Felicitaciones por los trabajos realizados sobre la mastitis, mas, de verdad quisiera pedirle ayuda sobre un método acerca del conteo o recuento de células somáticas de forma que pueda trabajar solo con el microscopio. Mucho agadecere vuestra disposicon

Estimados colegas, definitivamente, no hay dos establos iguales como para igualar condiciones y resultados.Tenemos grupos de vacas con valoración indivual Los estandares de los reactivos comerciales de la CMT y el desarrollo del gel formado influyen mucho en la apreciacion del resultado, existe una capacidad reologica y medible. En alemania se esta trabajando sobre este aspecto para mejorar esta prueba tan economica y no tarda en detonar comercialmente con la intención de terminar con tantas controversias o cuando menos dar un enfoque mas real del gel formado y su clasificación. por otro lado, llevar y tener los datos mes con mes ofrece muchas garantías sobre la permanencia de las vacas en el establo o su segregación en un futuro. La correlación de la CMT y el trabajar con el contador de celulas por vaca o por cuarto, resulta interesante al cruzar esta información porque las dos son íntimas en el resultado y llevando un acumulado de respuestas durante un periodo de tiempo permite ver que las que permanecen subclinicas no tardaran en caer en vacas clínicas, a menos que de mes en mes y no mas allá de 3 resultados positivos en la CMT o por arriba de las 400,000 y en un sentido mas estricto por arriba de las 200,000 sean revisadas por medios diagnosticos que se tengan a la mano. Claro que ambas pruebas son subjetivas o indirectas y de gran valor y cerrar el circulo con las bacteriologicas para poner nombre y apellido a las bacterias, incluso hasta el PCR. Hasta aquí dejariamos cubierto el valor diagnostico para encontrar el valor epidemiologico de la vida de las vacas y plantearnos las estrategias para reducir la mastitis subclínica a un mínimo posible y como siempre el manejo se lleva gran parte de estas soluciones a los problemas presentes en cada establo. ¿que tal si ayudamos a las vacas a mejorar el trajecito que llevan puesto, estoy hablando de la "inmunidad innata", donde la respuesta secundaria es exactamenete igual que la primaria y con mucho manejo lograremos mejoras en el futuro de las vacas. Saludos respetuosamente.
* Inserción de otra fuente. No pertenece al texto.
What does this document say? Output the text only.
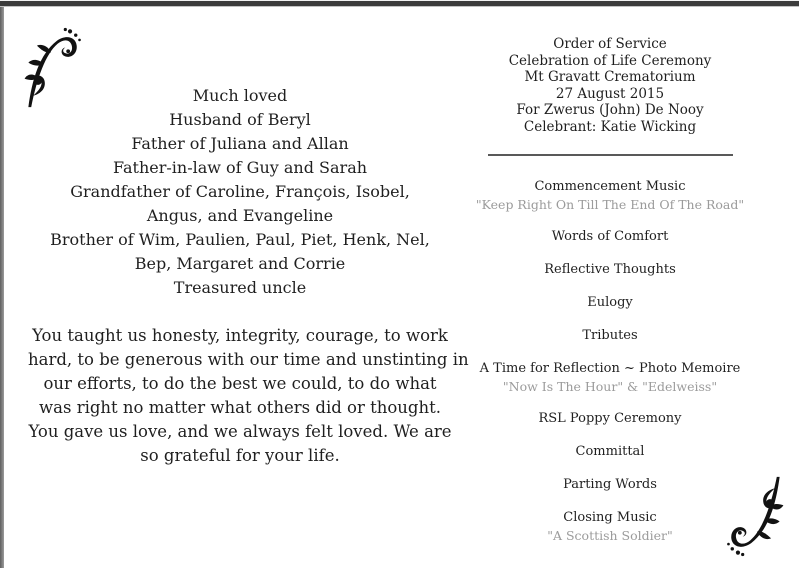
Much loved
Husband of Beryl
Father of Juliana and Allan
Father-in-law of Guy and Sarah
Grandfather of Caroline, François, Isobel,
Angus, and Evangeline
Brother of Wim, Paulien, Paul, Piet, Henk, Nel,
Bep, Margaret and Corrie
Treasured uncle
You taught us honesty, integrity, courage, to work
hard, to be generous with our time and unstinting in
our efforts, to do the best we could, to do what
was right no matter what others did or thought.
You gave us love, and we always felt loved. We are
so grateful for your life.
Order of Service
Celebration of Life Ceremony
Mt Gravatt Crematorium
27 August 2015
For Zwerus (John) De Nooy
Celebrant: Katie Wicking
Commencement Music
"Keep Right On Till The End Of The Road"
Words of Comfort
Reflective Thoughts
Eulogy
Tributes
A Time for Reflection ~ Photo Memoire
"Now Is The Hour" & "Edelweiss"
RSL Poppy Ceremony
Committal
Parting Words
Closing Music
"A Scottish Soldier"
Todo o referente a la mastitis subclínica y el conteo de celulas somáticas, eso lo tenemos claro, donde aún radica nuestra duda es referente en el momento de - aplicar los tratamiento para estas vacas con grado 2 o grado 3, . Digo esto porque hay investigadores que recomiendan realizar los tratamientos con antib. inmediatamente de tener los resultados (previo cultivo y antibiograma) y otros- recomiendan realizar éstos al momento de la seca. Saludos.